А вот предостережение другого мудрого патриота — Ивана Ильина: «Замечательно, что на введении демократии в грядущей России настаивают, во-первых, неосведомленные и лукавые иностранцы, во-вторых, бывшие российские граждане, ищущие ныне разложения и погубления России. На самом деле «демократия» не есть легко вводимый и легко устрояемый режим. Напротив — труднейший… Демократия предполагает исторический навык, приобретенный народом в результате долгого опыта и борьбы, она предполагает в народе культуру законности, свободы и правосознания; она требует от человека — политической силы суждения и живого чувства ответственности. А что же делать там, где всего этого нет? Где у человека нет ни имущественной, ни умственной, ни волевой самостоятельности? Где все подготовлено для своекорыстия и публичной продажности? Где дисциплина не сдерживает личного и совместного произвола? Где нет ни характера, ни лояльности, ни правосознания? Все-таки вводить демократический строй? Для чего же? Чтобы погубить государство и надругаться над всеми принципами демократии? Чтобы все кончилось коррупцией, безобразной смутой и разложением государства? И все во имя доктрины?»15 Как будто предвидел Ильин сегодняшнюю нашу ситуацию.
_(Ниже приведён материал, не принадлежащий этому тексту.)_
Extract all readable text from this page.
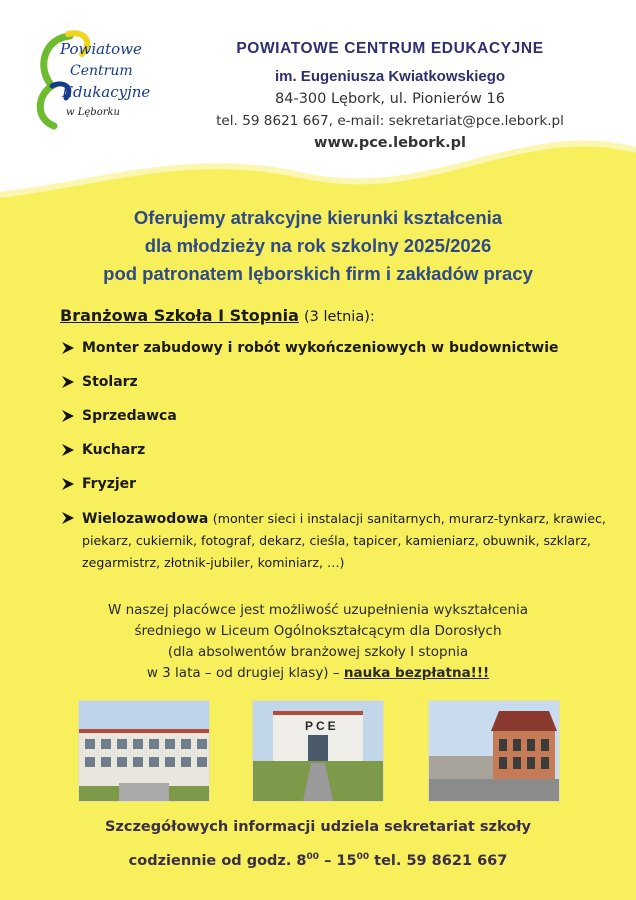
Powiatowe
Centrum
Edukacyjne
w Lęborku
POWIATOWE CENTRUM EDUKACYJNE
im. Eugeniusza Kwiatkowskiego
84-300 Lębork, ul. Pionierów 16
tel. 59 8621 667, e-mail: sekretariat@pce.lebork.pl
www.pce.lebork.pl
Oferujemy atrakcyjne kierunki kształcenia
dla młodzieży na rok szkolny 2025/2026
pod patronatem lęborskich firm i zakładów pracy
Branżowa Szkoła I Stopnia (3 letnia):
Monter zabudowy i robót wykończeniowych w budownictwie
Stolarz
Sprzedawca
Kucharz
Fryzjer
Wielozawodowa (monter sieci i instalacji sanitarnych, murarz-tynkarz, krawiec, piekarz, cukiernik, fotograf, dekarz, cieśla, tapicer, kamieniarz, obuwnik, szklarz, zegarmistrz, złotnik-jubiler, kominiarz, …)
W naszej placówce jest możliwość uzupełnienia wykształcenia
średniego w Liceum Ogólnokształcącym dla Dorosłych
(dla absolwentów branżowej szkoły I stopnia
w 3 lata – od drugiej klasy) – nauka bezpłatna!!!
PCE
Szczegółowych informacji udziela sekretariat szkoły
codziennie od godz. $8^{00} - 15^{00}$ tel. 59 8621 667
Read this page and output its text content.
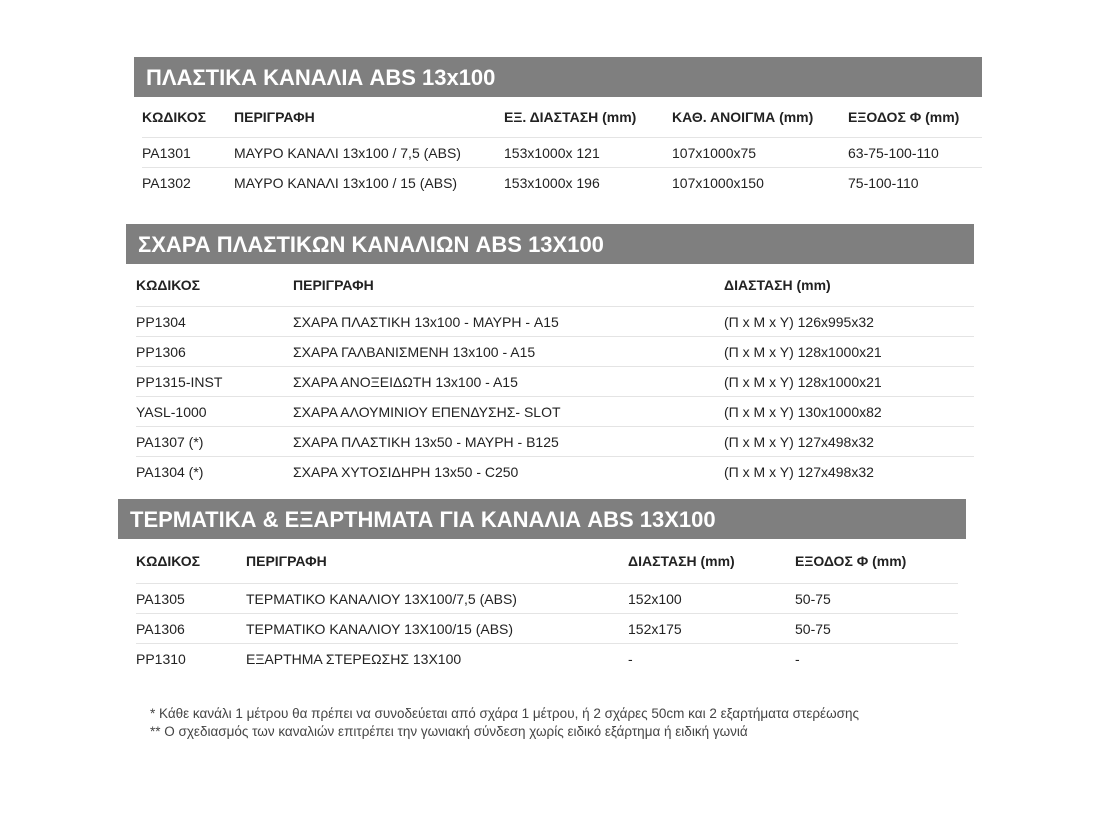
ΠΛΑΣΤΙΚΑ ΚΑΝΑΛΙΑ ABS 13x100
ΚΩΔΙΚΟΣ	ΠΕΡΙΓΡΑΦΗ	ΕΞ. ΔΙΑΣΤΑΣΗ (mm)	ΚΑΘ. ΑΝΟΙΓΜΑ (mm)	ΕΞΟΔΟΣ Φ (mm)
PA1301	ΜΑΥΡΟ ΚΑΝΑΛΙ 13x100 / 7,5 (ABS)	153x1000x 121	107x1000x75	63-75-100-110
PA1302	ΜΑΥΡΟ ΚΑΝΑΛΙ 13x100 / 15 (ABS)	153x1000x 196	107x1000x150	75-100-110
ΣΧΑΡΑ ΠΛΑΣΤΙΚΩΝ ΚΑΝΑΛΙΩΝ ABS 13X100
ΚΩΔΙΚΟΣ	ΠΕΡΙΓΡΑΦΗ	ΔΙΑΣΤΑΣΗ (mm)
PP1304	ΣΧΑΡΑ ΠΛΑΣΤΙΚΗ 13x100 - ΜΑΥΡΗ - A15	(Π x M x Y) 126x995x32
PP1306	ΣΧΑΡΑ ΓΑΛΒΑΝΙΣΜΕΝΗ 13x100 - A15	(Π x M x Y) 128x1000x21
PP1315-INST	ΣΧΑΡΑ ΑΝΟΞΕΙΔΩΤΗ 13x100 - A15	(Π x M x Y) 128x1000x21
YASL-1000	ΣΧΑΡΑ ΑΛΟΥΜΙΝΙΟΥ ΕΠΕΝΔΥΣΗΣ- SLOT	(Π x M x Y) 130x1000x82
PA1307 (*)	ΣΧΑΡΑ ΠΛΑΣΤΙΚΗ 13x50 - ΜΑΥΡΗ - B125	(Π x M x Y) 127x498x32
PA1304 (*)	ΣΧΑΡΑ ΧΥΤΟΣΙΔΗΡΗ 13x50 - C250	(Π x M x Y) 127x498x32
ΤΕΡΜΑΤΙΚΑ & ΕΞΑΡΤΗΜΑΤΑ ΓΙΑ ΚΑΝΑΛΙΑ ABS 13X100
ΚΩΔΙΚΟΣ	ΠΕΡΙΓΡΑΦΗ	ΔΙΑΣΤΑΣΗ (mm)	ΕΞΟΔΟΣ Φ (mm)
PA1305	ΤΕΡΜΑΤΙΚΟ ΚΑΝΑΛΙΟΥ 13X100/7,5 (ABS)	152x100	50-75
PA1306	ΤΕΡΜΑΤΙΚΟ ΚΑΝΑΛΙΟΥ 13X100/15 (ABS)	152x175	50-75
PP1310	ΕΞΑΡΤΗΜΑ ΣΤΕΡΕΩΣΗΣ 13X100	-	-
* Κάθε κανάλι 1 μέτρου θα πρέπει να συνοδεύεται από σχάρα 1 μέτρου, ή 2 σχάρες 50cm και 2 εξαρτήματα στερέωσης
** Ο σχεδιασμός των καναλιών επιτρέπει την γωνιακή σύνδεση χωρίς ειδικό εξάρτημα ή ειδική γωνιά
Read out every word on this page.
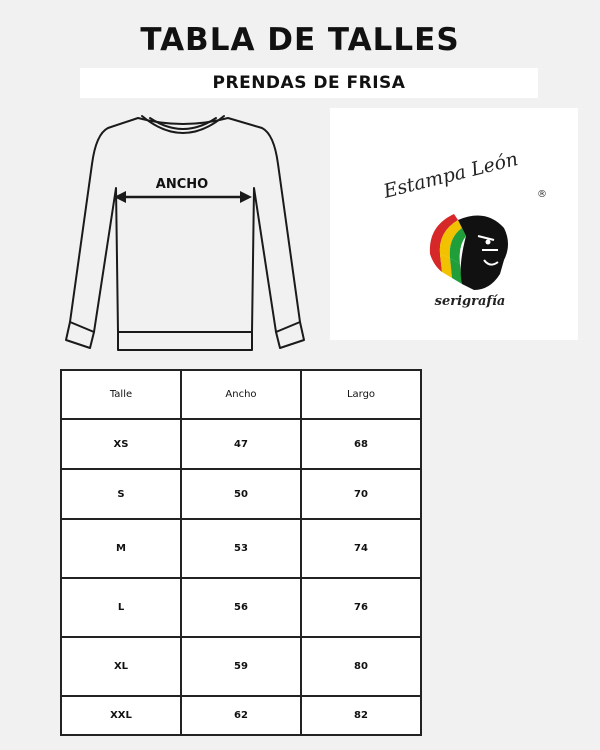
TABLA DE TALLES
PRENDAS DE FRISA
ANCHO	Estampa León	®
serigrafía
Talle	Ancho	Largo
XS	47	68
S	50	70
M	53	74
L	56	76
XL	59	80
XXL	62	82
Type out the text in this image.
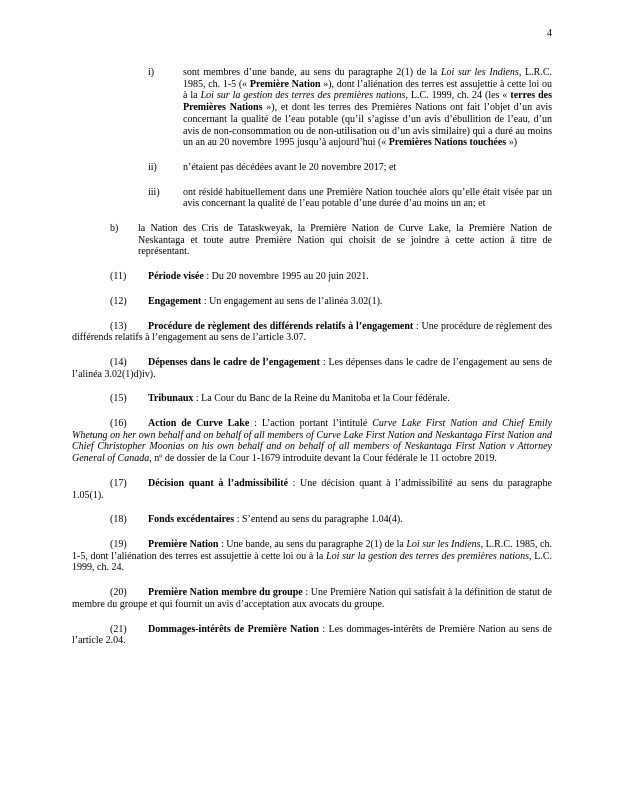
4
i)	sont membres d’une bande, au sens du paragraphe 2(1) de la Loi sur les Indiens, L.R.C. 1985, ch. 1-5 (« Première Nation »), dont l’aliénation des terres est assujettie à cette loi ou à la Loi sur la gestion des terres des premières nations, L.C. 1999, ch. 24 (les « terres des Premières Nations »), et dont les terres des Premières Nations ont fait l’objet d’un avis concernant la qualité de l’eau potable (qu’il s’agisse d’un avis d’ébullition de l’eau, d’un avis de non-consommation ou de non-utilisation ou d’un avis similaire) qui a duré au moins un an au 20 novembre 1995 jusqu’à aujourd’hui (« Premières Nations touchées »)
ii)	n’étaient pas décédées avant le 20 novembre 2017; et
iii) ont résidé habituellement dans une Première Nation touchée alors qu’elle était visée par un avis concernant la qualité de l’eau potable d’une durée d’au moins un an; et
b) la Nation des Cris de Tataskweyak, la Première Nation de Curve Lake, la Première Nation de Neskantaga et toute autre Première Nation qui choisit de se joindre à cette action à titre de représentant.
(11) Période visée : Du 20 novembre 1995 au 20 juin 2021.
(12) Engagement : Un engagement au sens de l’alinéa 3.02(1).
(13) Procédure de règlement des différends relatifs à l’engagement : Une procédure de règlement des différends relatifs à l’engagement au sens de l’article 3.07.
(14) Dépenses dans le cadre de l’engagement : Les dépenses dans le cadre de l’engagement au sens de l’alinéa 3.02(1)d)iv).
(15) Tribunaux : La Cour du Banc de la Reine du Manitoba et la Cour fédérale.
(16) Action de Curve Lake : L’action portant l’intitulé Curve Lake First Nation and Chief Emily Whetung on her own behalf and on behalf of all members of Curve Lake First Nation and Neskantaga First Nation and Chief Christopher Moonias on his own behalf and on behalf of all members of Neskantaga First Nation v Attorney General of Canada, nº de dossier de la Cour 1-1679 introduite devant la Cour fédérale le 11 octobre 2019.
(17) Décision quant à l’admissibilité : Une décision quant à l’admissibilité au sens du paragraphe 1.05(1).
(18) Fonds excédentaires : S’entend au sens du paragraphe 1.04(4).
(19) Première Nation : Une bande, au sens du paragraphe 2(1) de la Loi sur les Indiens, L.R.C. 1985, ch. 1-5, dont l’aliénation des terres est assujettie à cette loi ou à la Loi sur la gestion des terres des premières nations, L.C. 1999, ch. 24.
(20) Première Nation membre du groupe : Une Première Nation qui satisfait à la définition de statut de membre du groupe et qui fournit un avis d’acceptation aux avocats du groupe.
(21) Dommages-intérêts de Première Nation : Les dommages-intérêts de Première Nation au sens de l’article 2.04.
Демократия для своего существования, считал Ильин, предполагает в народе чувство государственной ответственности, собственного достоинства, элементарной честности, политического кругозора. Всего этого наш народ за десятилетия рабского состояния был лишен. Народ нищ, подавлен, запуган, развращен. Вот почему нельзя вводить в России демократию любой ценой. Нет, не демократия нужна нам сегодня, а «твердая национально-патриотическая и по идее либеральная диктатура, помогающая сверху выделить свои подлинно лучшие силы и воспитывающая народ к трезвлению, к свободной лояльности, к самоуправлению и к органическому участию в государственном строительстве. Только такая диктатура и может спасти Россию от анархии и затяжных гражданских войн»16. Ильин отвергает альтернативу — либо тоталитарное рабство, либо последовательная демократия. По его мнению, дано третье — либеральная диктатура.
Кивают на Запад. Так ведь там давние традиции народовластия. Вспоминается один невинный анекдот: американец в гостях у англичанина, восторгается газоном, спрашивает, как сотворить такую красоту. Ответ: нет ничего проще — подстригайте траву каждый день, и через триста лет все будет в порядке. Так и с демократией: нужно, чтобы сменилось несколько поколений, воспитанных в духе самостоятельного политического мышления и правопорядка, тогда можно будет провести дискуссию о преимуществах того или иного способа правления.
Монархия обладает для нас целым рядом несомненных достоинств. Прежде всего это символ единства страны. Монарх возвышается над партиями и национальностями. Дореволюционная Россия была содружеством народов благодаря царю. Смертельная национальная вражда — порождение послеоктябрьской диктатуры.
Самодержавие вытекает из православия: царь — помазанник Божий. Он носитель не только высшей власти, но и высшей благодати. Увидеть его — катарсис. Лев Толстой рассказывает о волнении молодого Ростова, увидевшего Александра I («Война и мир»). Сверхъестественная аура возникла по инерции и вокруг лжесамодержца Ленина, еще больше — вокруг Сталина (очень уж старался, да и выигранная война помогла). А вот Брежнев, как ни пыжился, все равно выглядел случайной, анекдотической фигурой. И дело тут не только в маразматической внешности и одиозной политике, просто после горького многолетнего опыта народ понял: тоталитарные временщики — не от Бога, а от дьявола.
Тоталитаризм — порождение XX века. Тоталитаризм означает проникновение государственного контроля и насилия во все поры жизни. Завели его на Руси коммунисты. Ни один монарх не вмешивался в хозяйственную деятельность подданных, в их личные дела. Нет большей клеветы, чем обвинять старую Россию в тоталитаризме. Это делают те, кто хочет скомпрометировать прошлое народа, чтобы дезорганизовать его в настоящем и будущем.' Такие хотели бы видеть «суверенные» клочки России, но как черт ладана боятся возрождения монархии.